Source (Becker’s Health Care, New York Times)
1. The CDC urged public health officials nationwide to prepare for vaccine distribution as soon as late October or early November, according to The New York Times. The agency sent three planning documents to health officials in all 50 states and five cities Aug. 27. The documents include detailed instructions on the distribution of two unidentified vaccine candidates, which would both require two doses a few weeks apart. In a joint report, Kaiser Health News and the Associated Press spoke with dozens of physicians, nurses and health officials who expressed concern about the nation’s current readiness and ability to conduct mass vaccinations. Health officials will need to rapidly determine how they will track who has gotten which vaccine dose and how they’ll keep health workers safe, while also ensuring they have enough syringes and personal protective equipment on hand.
2. Dozens of hospitals may ignore the emergency authorization for plasma use and instead only commit to a clinical trial, Kaiser Health News reports. Following an Aug. 23 emergency use authorization from the FDA, some hospital officials say they plan to either avoid or minimize convalescent plasma use for COVID-19 patients, and instead are considering joining a clinical trial to determine whether the therapy is helpful. As many as 45 hospitals nationwide have expressed interest in collaborating on a clinical trial sponsored by Nashville, Tenn.-based Vanderbilt University Medical Center, said principal investigator Todd Rice, MD.
3. The U.S. is redirecting most of the $62 million it owes the World Health Organization to vaccine efforts, reports The New York Times. Most of the money will go to children’s immunization and flu surveillance, State Department officials said Sept. 2. The Trump administration formally announced July 7 the U.S. withdrawal from WHO starting July 6, 2021. The U.S. accounted for about 22 percent of the agency’s budget, or about $120 million, and had already paid $58 million when the notice of withdrawal was delivered.

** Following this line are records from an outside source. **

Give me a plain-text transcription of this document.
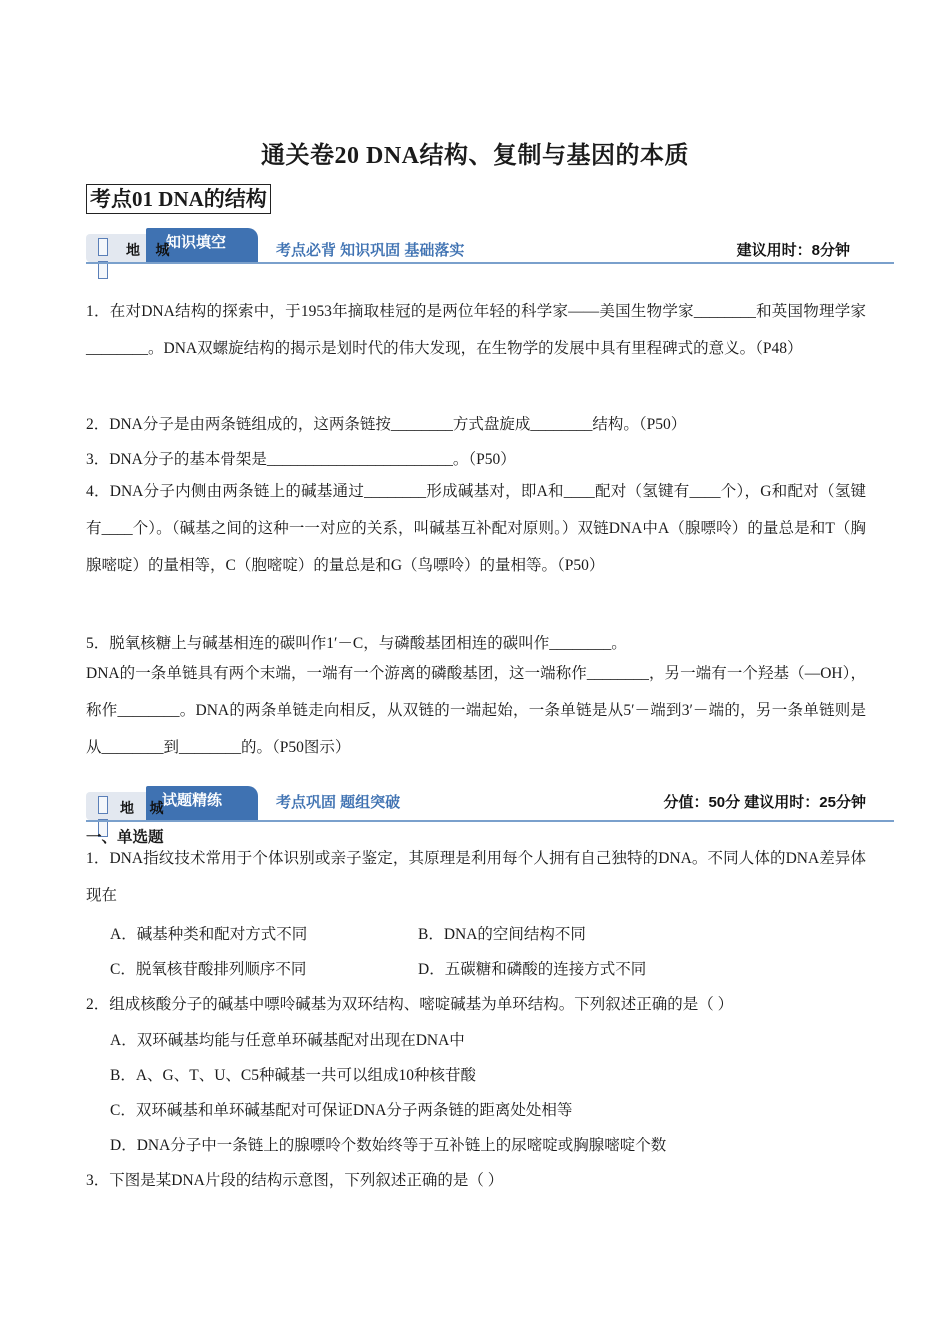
通关卷20 DNA结构、复制与基因的本质
考点01 DNA的结构
知识填空
地 城	考点必背 知识巩固 基础落实	建议用时：8分钟
1．在对DNA结构的探索中，于1953年摘取桂冠的是两位年轻的科学家——美国生物学家________和英国物理学家________。DNA双螺旋结构的揭示是划时代的伟大发现，在生物学的发展中具有里程碑式的意义。（P48）
2．DNA分子是由两条链组成的，这两条链按________方式盘旋成________结构。（P50）
3．DNA分子的基本骨架是________________________。（P50）
4．DNA分子内侧由两条链上的碱基通过________形成碱基对，即A和____配对（氢键有____个），G和配对（氢键有____个）。（碱基之间的这种一一对应的关系，叫碱基互补配对原则。）双链DNA中A（腺嘌呤）的量总是和T（胸腺嘧啶）的量相等，C（胞嘧啶）的量总是和G（鸟嘌呤）的量相等。（P50）
5．脱氧核糖上与碱基相连的碳叫作1′－C，与磷酸基团相连的碳叫作________。
DNA的一条单链具有两个末端，一端有一个游离的磷酸基团，这一端称作________，另一端有一个羟基（—OH），称作________。DNA的两条单链走向相反，从双链的一端起始，一条单链是从5′－端到3′－端的，另一条单链则是从________到________的。（P50图示）
试题精练
地 城	考点巩固 题组突破	分值：50分 建议用时：25分钟
一、单选题
1．DNA指纹技术常用于个体识别或亲子鉴定，其原理是利用每个人拥有自己独特的DNA。不同人体的DNA差异体现在
A．碱基种类和配对方式不同	B．DNA的空间结构不同
C．脱氧核苷酸排列顺序不同	D．五碳糖和磷酸的连接方式不同
2．组成核酸分子的碱基中嘌呤碱基为双环结构、嘧啶碱基为单环结构。下列叙述正确的是（ ）
A．双环碱基均能与任意单环碱基配对出现在DNA中
B．A、G、T、U、C5种碱基一共可以组成10种核苷酸
C．双环碱基和单环碱基配对可保证DNA分子两条链的距离处处相等
D．DNA分子中一条链上的腺嘌呤个数始终等于互补链上的尿嘧啶或胸腺嘧啶个数
3．下图是某DNA片段的结构示意图，下列叙述正确的是（ ）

4. Many hospitals in New Orleans sent older COVID-19 patients home to die amid a surge in cases this spring, according to an investigative report from ProPublica. The nonprofit newsroom analyzed coroner records of more than 460 COVID-19 deaths that occurred in New Orleans through early May. ProPublica also spoke to the families of 35 patients who died at home. Eighteen patients were hospitalized and then sent home to die under hospice care, families said. Most of these patients came from facilities affiliated with New Orleans-based Ochsner Health. Eight families also said health system employees pressured them into accepting hospice care for their loved ones. While some of Ochsner’s routine hospice agencies said they could not take COVID-19 patients during the surge, CMO Robert Hart, MD, said the system proactively worked to identify the ones that met CMS requirements and were adequately equipped to take COVID-19 patients.
“Our team is very experienced at having conversations about palliative care and hospice with families, and we do everything we can to ensure there is a comfortable hand off and transition into hospice,” he told Becker’s.